Because there are different types and categories of seizures, it is important to know that all epileptic episodes for different people can vary – which also means that some people experience confusion, drowsiness or perform unusual activities during the epileptic seizure episode. This can cause an issue with being around the pool, as it can lead to drowning – especially if the victim is unaware of what is happening, and become confused during the epileptic episode.
Children with Epilepsy
Swimming lessons allow for children to develop basic skills that will keep them afloat in the water, and it is important that a swimming instructor knows that the child has epilepsy. Swim with the child, or make sure the child is in the presence of someone who is a good swimmer at all times. The child should always be in a supervised pool. Avoid swimming in natural bodies of water with virtually no lifeguards and no control over the factors – such as lakes and rivers.
When the child is boating or swimming, they should always have a brightly colored life vest on – no matter the level of swimming ability they may possess. It is important to have surrounding adults or other children wear life vests as well, to set an example for the child.
Bathing can also be dangerous – Anyone with epilepsy should never be in a bath tub without supervision. Train young children to shower with a handheld sprayer, without water – children should shower and not take baths. Make sure the bathroom door is unlocked, and open.
If a seizure episode materializes in the water, there are several things to consider. Keep supporting the child’s head up and above the water. Bring the child out of the pool and place them on their side. If the child is having trouble breathing and CPR is necessary and you know CPR, apply – however you can also call for emergency medical treatment.
Swimming with Epilepsy
While seizure symptoms, activity and episode vary person-to-person, it is important to get the medication in quick fashion to the victim.
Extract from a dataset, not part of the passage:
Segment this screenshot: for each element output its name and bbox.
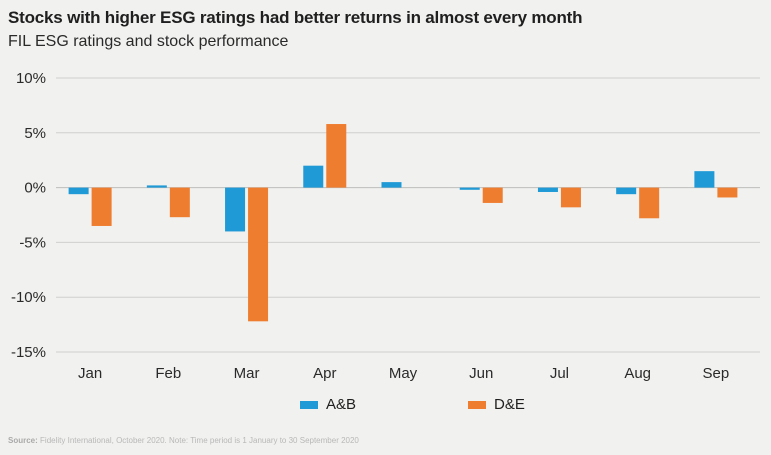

Because an episode can occur at any time, making anything and everything dangerous. It is for this simple reason that those with epilepsy need to be supervised at all times when they are near water or whenever water is involved, whether a swimming pool or a bath tub.
A beneficial addition to any bathroom would be a call button for emergencies – but there are other preventative measurements that can be taken as well. Sliding doors can be practical, doors that can be unlocked from the outside, and removing sharp edges that may be present in shower recesses.
Overall, showers prove to be less of a risk than bath tubs for those suffering from epilepsy. It is important to maintain a close distance – within arm’s reach – of the person who has epilepsy at all times. Buoyant swimming vests that hold the person’s head up above the water are ideal, and pool lifeguards should be briefed on the situation so they too can keep watch over swimmers with epilepsy. Increase safety by not only opting to shower rather than using the bath tub, but also by sitting during showering. This allows for you to be lower to the ground and thus not have far to fall in the event of a violent seizure.
For those who may suffer falls during epileptic episodes, a doctor may recommend wearing a helmet to minimize head injury during seizures. This may be beneficial, especially near pools, as the patio and deck can be concrete, wood or other material that can cause damage to the head or brain.
While epilepsy can be worrisome and overwhelming, there are several things that can be done in preparation for a possible seizure. If properly executed, these contingency plans can save lives or just simply keep you better prepared and give you a peace of mind.
While seizure-relating drowning is rare, it also is quite preventable, when precautions are taken while swimming with epilepsy.
Get your swim on, America!
“Department for Education and Child Development (DECD). Department for Education and Child Development (DECD). N.p., 2007. Web.
“Health Information Fact Sheet #2: Seizure Disorder.” Department of Economic Security. April 2012. Web.
“Epilepsy Policy and Procedures.” Department of Economic Security. April 2012. Web.
“Water Safety for Children with Epilepsy or Seizures.” Children’s Hospital and Regional Medical Center Family Resource Center, Seattle, Washington 2006. Web.